Mesmo com voto contrário da bancada do PCdoB, o plenário  da Câmara dos Deputados aprovou, nesta terça-feira (3), o Projeto de Lei 2633/20, que aumenta o tamanho de terras da União passíveis de regularização sem vistoria prévia, bastando a análise de documentos e de declaração do ocupante de que segue a legislação ambiental.  A matéria será enviada ao Senado.

A deputada federal Perpétua Almeida (PCdoB-AC), que orientou o voto contrário à proposta, ressaltou que o país já possui legislação adequada para garantir regularização fundiária (Lei 11.952/2009), que tem sua aplicação prejudicada porque o governo federal não cumpre a sua parte garantido os recursos para sua execução.

“Esse projeto de lei prejudica a agricultura familiar e traz, inclusive, um aumento do conflito no campo, quando ela tende a superposicionar áreas tanto do grileiro, do invasor, do desmatador, como área do produtor e da pequena agricultura familiar”, afirmou.

Entidades representativas dos pequenos agricultores e da agricultura familiar argumentam que, se a intenção do governo fosse beneficiar o setor, a atual legislação já é plenamente suficiente para a legalização das pequenas ocupações. Para isso, bastaria assegurar condições operacionais para a atuação do Incra.

A proposta, apresentada pelo deputado Zé Silva (SD-MG), passa dos atuais quatro para seis módulos fiscais o tamanho da propriedade ocupada que poderá ser regularizada com dispensa de vistoria pelo Instituto Nacional de Colonização e Reforma Agrária (Incra).

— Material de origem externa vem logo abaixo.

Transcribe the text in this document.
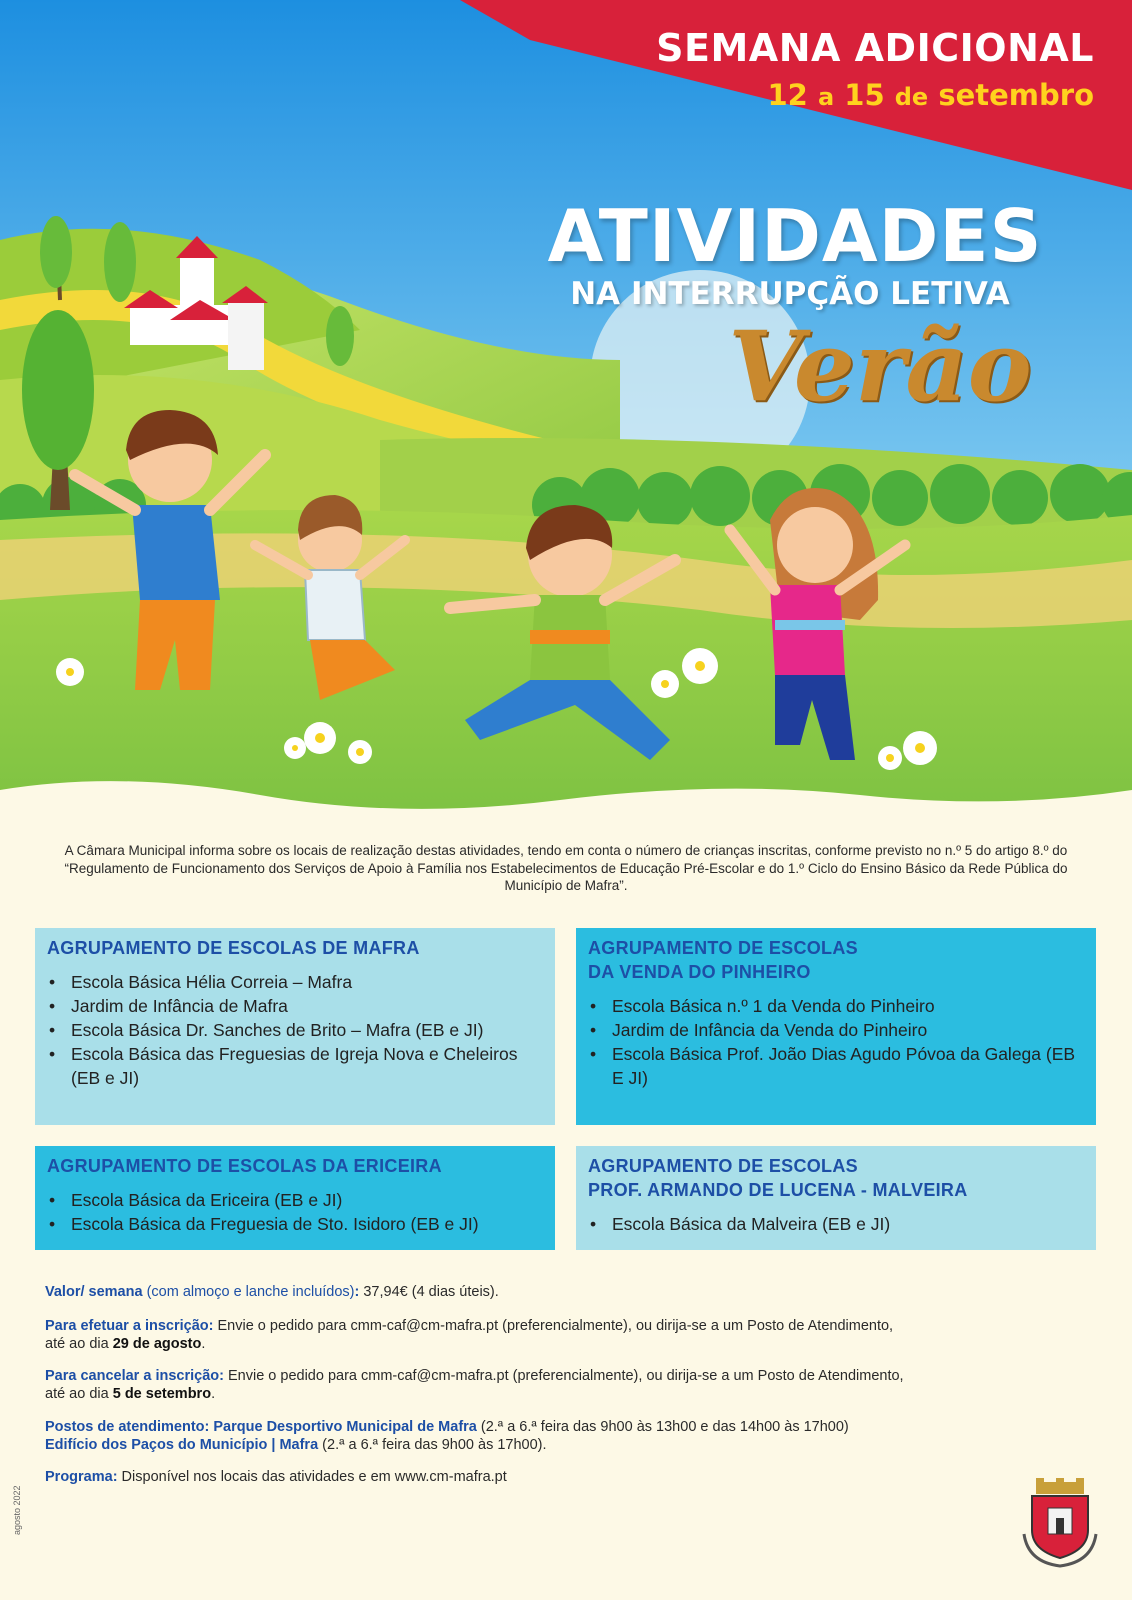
SEMANA ADICIONAL
12 a 15 de setembro
ATIVIDADES
NA INTERRUPÇÃO LETIVA
Verão
A Câmara Municipal informa sobre os locais de realização destas atividades, tendo em conta o número de crianças inscritas, conforme previsto no n.º 5 do artigo 8.º do “Regulamento de Funcionamento dos Serviços de Apoio à Família nos Estabelecimentos de Educação Pré-Escolar e do 1.º Ciclo do Ensino Básico da Rede Pública do Município de Mafra”.
AGRUPAMENTO DE ESCOLAS DE MAFRA
• Escola Básica Hélia Correia – Mafra
• Jardim de Infância de Mafra
• Escola Básica Dr. Sanches de Brito – Mafra (EB e JI)
• Escola Básica das Freguesias de Igreja Nova e Cheleiros (EB e JI)
AGRUPAMENTO DE ESCOLAS
DA VENDA DO PINHEIRO
• Escola Básica n.º 1 da Venda do Pinheiro
• Jardim de Infância da Venda do Pinheiro
• Escola Básica Prof. João Dias Agudo Póvoa da Galega (EB E JI)
AGRUPAMENTO DE ESCOLAS DA ERICEIRA
• Escola Básica da Ericeira (EB e JI)
• Escola Básica da Freguesia de Sto. Isidoro (EB e JI)
AGRUPAMENTO DE ESCOLAS
PROF. ARMANDO DE LUCENA - MALVEIRA
• Escola Básica da Malveira (EB e JI)
Valor/ semana (com almoço e lanche incluídos): 37,94€ (4 dias úteis).
Para efetuar a inscrição: Envie o pedido para cmm-caf@cm-mafra.pt (preferencialmente), ou dirija-se a um Posto de Atendimento,
até ao dia 29 de agosto.
Para cancelar a inscrição: Envie o pedido para cmm-caf@cm-mafra.pt (preferencialmente), ou dirija-se a um Posto de Atendimento,
até ao dia 5 de setembro.
Postos de atendimento: Parque Desportivo Municipal de Mafra (2.ª a 6.ª feira das 9h00 às 13h00 e das 14h00 às 17h00)
Edifício dos Paços do Município | Mafra (2.ª a 6.ª feira das 9h00 às 17h00).
Programa: Disponível nos locais das atividades e em www.cm-mafra.pt
agosto 2022
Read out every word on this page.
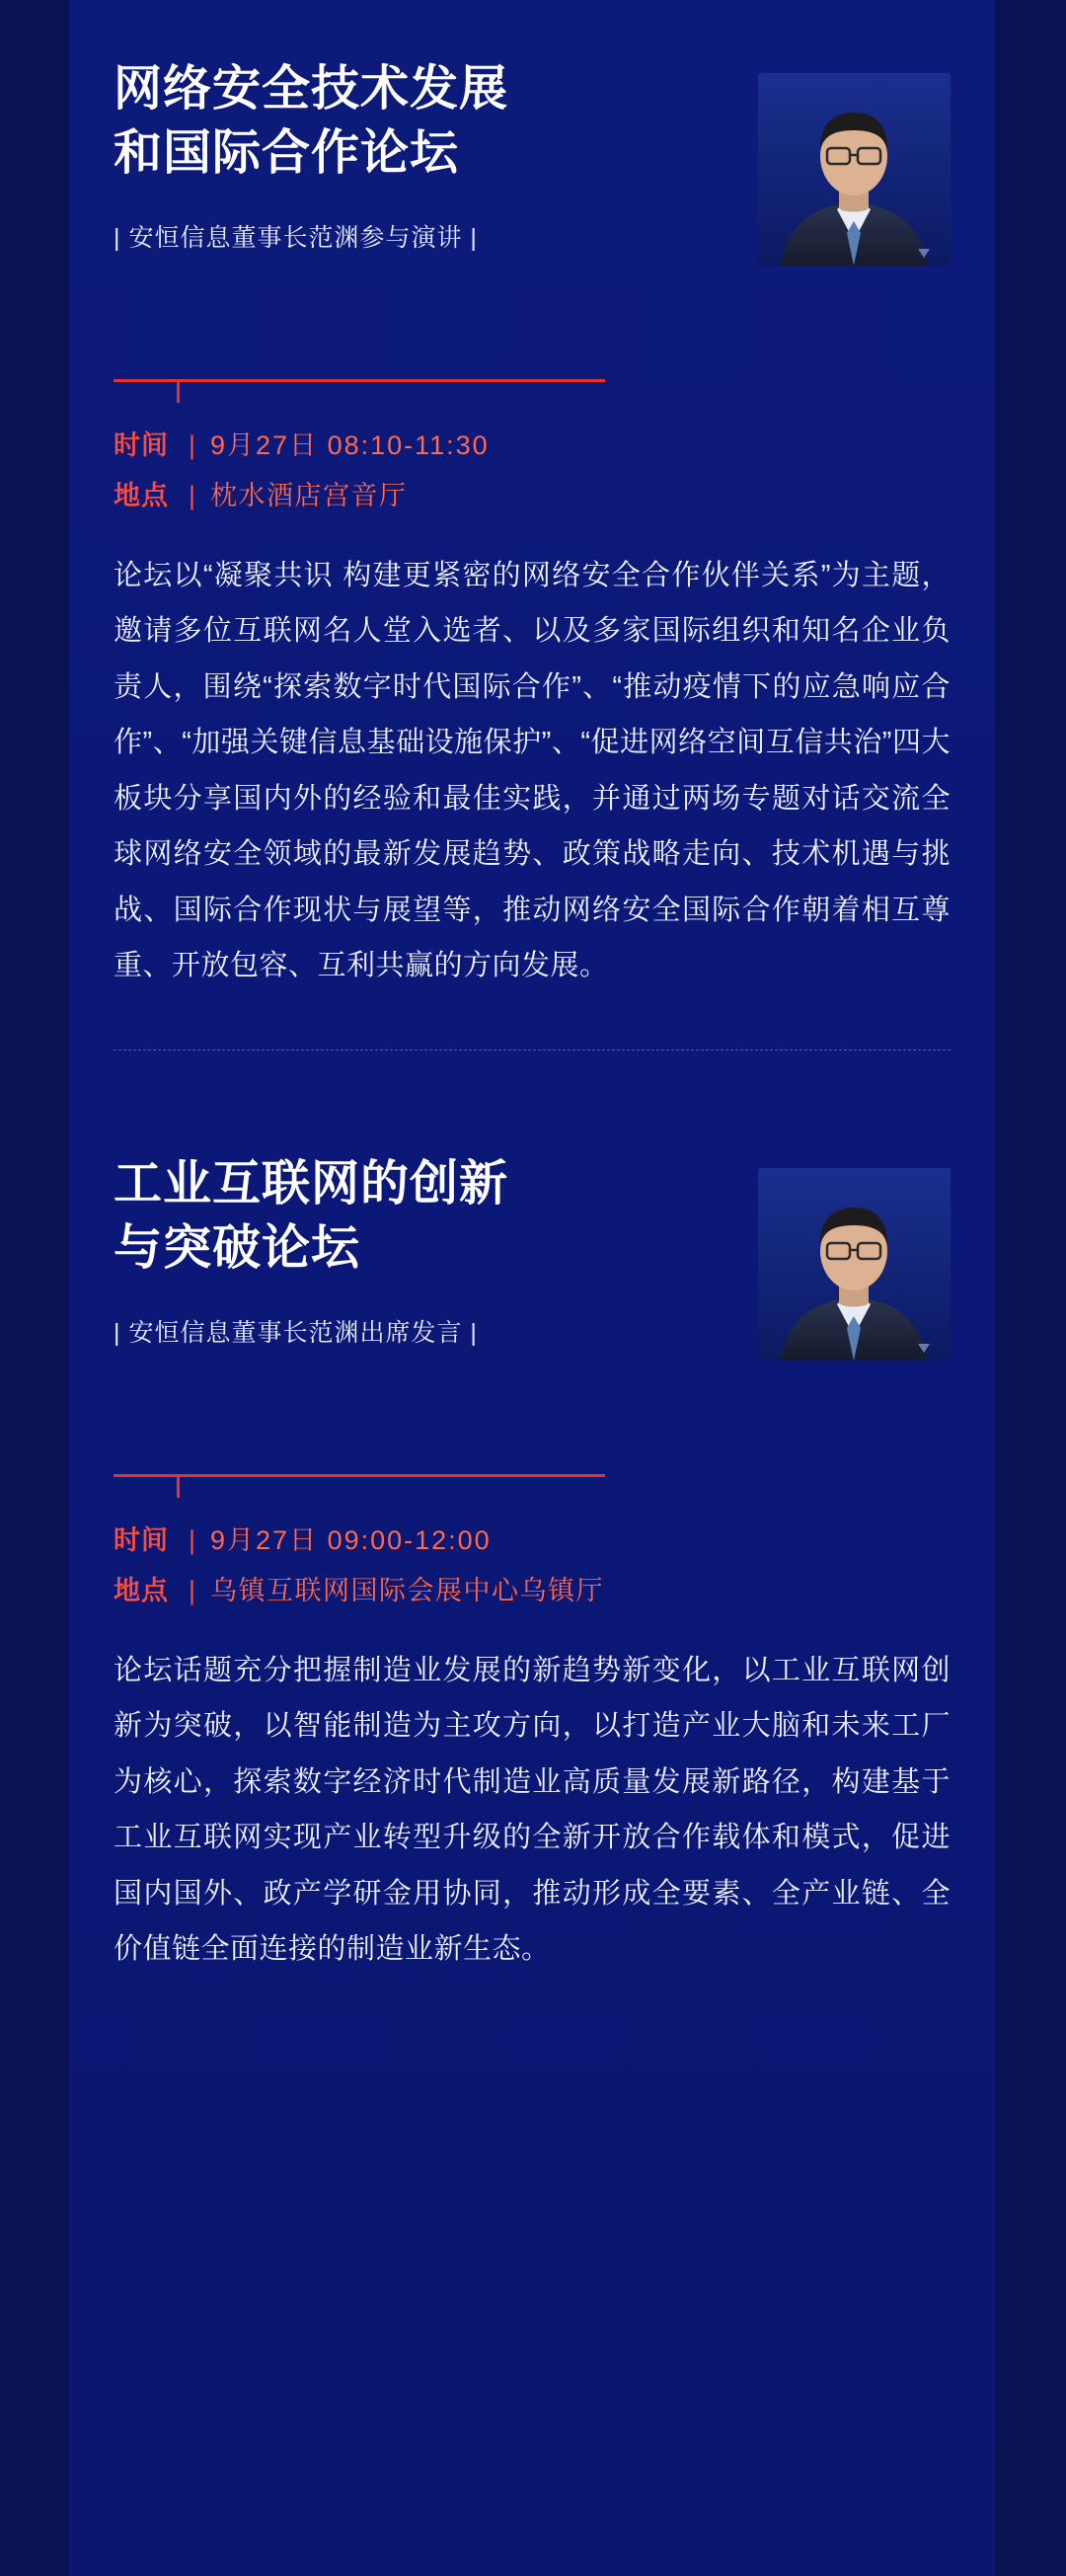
网络安全技术发展
和国际合作论坛
| 安恒信息董事长范渊参与演讲 |
时间 | 9月27日 08:10-11:30
地点 | 枕水酒店宫音厅
论坛以“凝聚共识 构建更紧密的网络安全合作伙伴关系”为主题，邀请多位互联网名人堂入选者、以及多家国际组织和知名企业负责人，围绕“探索数字时代国际合作”、“推动疫情下的应急响应合作”、“加强关键信息基础设施保护”、“促进网络空间互信共治”四大板块分享国内外的经验和最佳实践，并通过两场专题对话交流全球网络安全领域的最新发展趋势、政策战略走向、技术机遇与挑战、国际合作现状与展望等，推动网络安全国际合作朝着相互尊重、开放包容、互利共赢的方向发展。
工业互联网的创新
与突破论坛
| 安恒信息董事长范渊出席发言 |
时间 | 9月27日 09:00-12:00
地点 | 乌镇互联网国际会展中心乌镇厅
论坛话题充分把握制造业发展的新趋势新变化，以工业互联网创新为突破，以智能制造为主攻方向，以打造产业大脑和未来工厂为核心，探索数字经济时代制造业高质量发展新路径，构建基于工业互联网实现产业转型升级的全新开放合作载体和模式，促进国内国外、政产学研金用协同，推动形成全要素、全产业链、全价值链全面连接的制造业新生态。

Segundo o substitutivo do relator, deputado Bosco Saraiva (SD-AM), a regularização de imóveis poderá beneficiar inclusive posseiros multados por infração ao meio ambiente, desde que sejam atendidas algumas condições previstas no texto. A oposição obstruiu os trabalhos por entender que as regras favorecem a grilagem de terras.

O deputado federal Daniel Almeida (PCdoB-BA) destacou que a matéria precisaria passar por um debate mais aprofundado, para evitar que, em nome da regularização fundiária, “se promova a entrega de espaços para latifúndios ou se degrade o meio ambiente”. Dentre os pontos polêmicos, estão a ampliação de dispensa de vistoria prévia no processo de titulação.

Especialistas em questões fundiárias alertam que a proposta, que flexibiliza normas relacionadas à ocupação de terras públicas federais e legaliza ocupações irregulares, vai beneficiar a atuação de grileiros. Também apontam que a dispensa de vistoria prévia no processo de titulação de médias e grandes propriedades incentivará a ação de grandes desmatadores.

Para o deputado federal Orlando Silva (PCdoB-SP), a votação do projeto deveria ser adiada, para que os parlamentares pudessem optar por um texto mais ajustado às necessidades do Brasil.

“É fato que nós temos que tratar da regularização fundiária, mas é fato que nós temos que tomar medidas que impeçam que não só ocupações irregulares, indevidas assim como a repercussão que pode ter a expansão do desmatamento, entre outros efeitos colaterais, de matérias que acontecem quando não há o devido tratamento de uma matéria sensível como essa”, observou.

As novas regras valerão para imóveis da União e do Incra em todo o País, em vez de apenas os localizados na Amazônia Legal.

A deputada federal Alice Portugal (PCdoB-BA) defendeu emenda da Bancada, visando evitar a proliferação do desmatamento ilegal. “Essa é uma matéria da maior importância para a agricultura familiar. Ela protege também o agronegócio. Ledo engano de quem acha que, com um regramento frouxo, terá as suas garantias, pois efetivamente estarão também vulneráveis”, disse.

O plenário, entretanto, rejeitou todas as tentativas de mudança apresentadas por meio de destaques.

Em sua fala, o deputado Rubens Jr. também chamou atenção para a questão do desmatamento. “A regularização fundiária vem reconhecer um direito, para que a pessoa tenha sua situação jurídica regularizada. Porém, não podemos premiar aqueles que praticaram desmatamento ilegal na área com a regularização das terras que está ocupando”, opinou. Os dados de desmatamento e queimadas em junho último são recordes.

Um levantamento do Instituto do Homem e Meio Ambiente da Amazônia (Imazon) aponta que as mudanças trazidas nas regras fundiárias ameaçam ao menos 19,6 milhões de hectares de áreas federais não destinadas na Amazônia, os quais podem ser ocupados e desmatados na expectativa de regularização.

De acordo com o Instituto de Pesquisa Ambiental da Amazônia (IPAM), a invasão das florestas públicas não destinadas na Amazônia aumentou 232% em cinco anos. A maioria registrada como propriedade particular é de imóveis médios e grandes.